SDGsが一般化し、サステナブルなものづくりが求められるなか、ボルト・スレッズ社には世界中の革製品メーカーから数千にもおよぶ「Myloを使いたい」とラブコールが入っている。

 「同じニーズと課題感を私たちも持っていました」と中橋氏は話す。日本でもSDGsが一般化し、価値観も多様化している潮流を鑑み、かねてよりMyloのような代替レザーを選択肢の一つとして用意していくべきだ、と考えていたという。

 しかし、Myloはまだ大量生産の段階にない希少な素材だ。そのためボルト・スレッズ社は取引先を、「グッチ」や「ボッテガ・ヴェネタ」などを有するケリンググループや、アディダス、ステラ・マッカートニー、ルル・レモンといったグローバルブランド4社に絞っていた。

持続可能なモノづくりに長年取り組んできた実績が評価

 バイオ・スレッズ社との交渉は、土屋鞄製造所の親会社であるハリズリーが中心となって進めた。数千の企業がMyloとの契約を望んでいたため、交渉は容易ではなかった。そうしたなかで、土屋鞄製造所が「日本の子供たちが6年間使うランドセルを半世紀近くつくってきた」という世界でも稀な実績を持っていたことを評価され、契約を勝ち取ったのだ。

土屋鞄作業風景

 「ランドセルは日本人が最初に触れるクラフトマンシップだ。それをMyloのような未来の素材で作ることに“夢”を感じていただけたようだ」(中橋氏)。

 取り引き開始後すぐに、熟練の職人が届いたサンプル素材からL字型のファスナー付きミニ財布を試作した。わずか3週間後には、ボルト・スレッズ社に送付し、その製作のスピード感と質の高さにボルト・スレッズ社は驚いたという。

 土屋鞄製造所の職人はすべて正社員で、日々、ランドセルや革小物づくりによって研鑽を積んでいる。そうした環境下で培われた質の高い技術力も大いに評価された。

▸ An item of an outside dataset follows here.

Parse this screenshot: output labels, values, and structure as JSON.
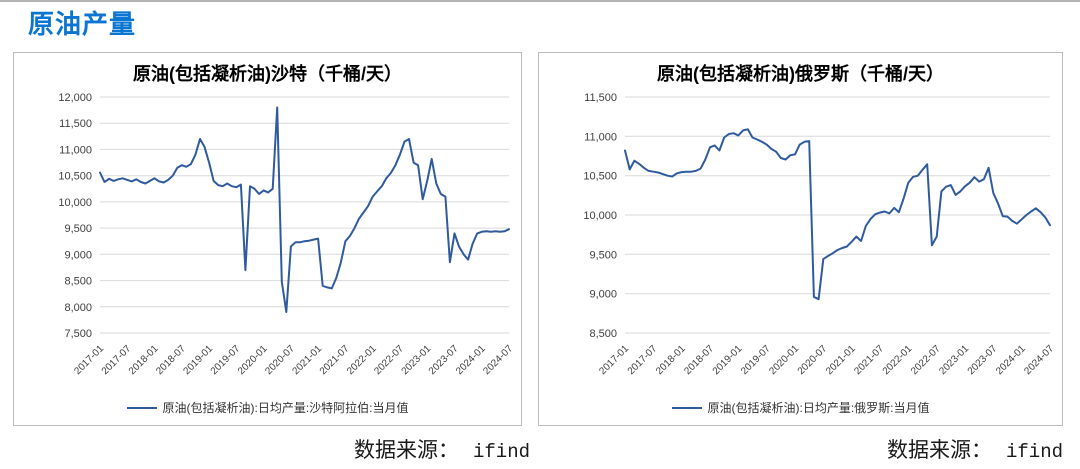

ランドセルづくりに裏打ちされた高い技術力が評価された
ランドセルづくりに裏打ちされた高い技術力が評価された

 昨年12月から一部の直営店と自社オンラインストアでMyloを使ったファスナー付きミニ財布の販売をスタートした。これまでの客層とはちがう、環境意識やファッション感度の高い層にリーチできたことで、売れ行きは好調だという。

サステナブルな政策は人材の確保にもつながる

 「当社のサステナブルな取り組みが広く認知されることは、環境やエシカル消費に関して意識の高い方に入社していただくきっかけにもなっている。そうした人材から、さらなるサステナブルな施策が生まれていくではないか」と中橋氏は期待を込める。

土屋鞄のランドセル

実際に、昨年6月に起ち上げた過去シーズンのデッドストックとなっていたランドセルを再販する「STOCK LUCK」という取り組みは、まさに入社2年目の若手社員が企画したという。

未来のために次々とサステナブルな施策を打つとともに、人材も着々と増やしていく。サステナブルなものづくりのDNAは、今後もさらに受け継がれていきそうだ。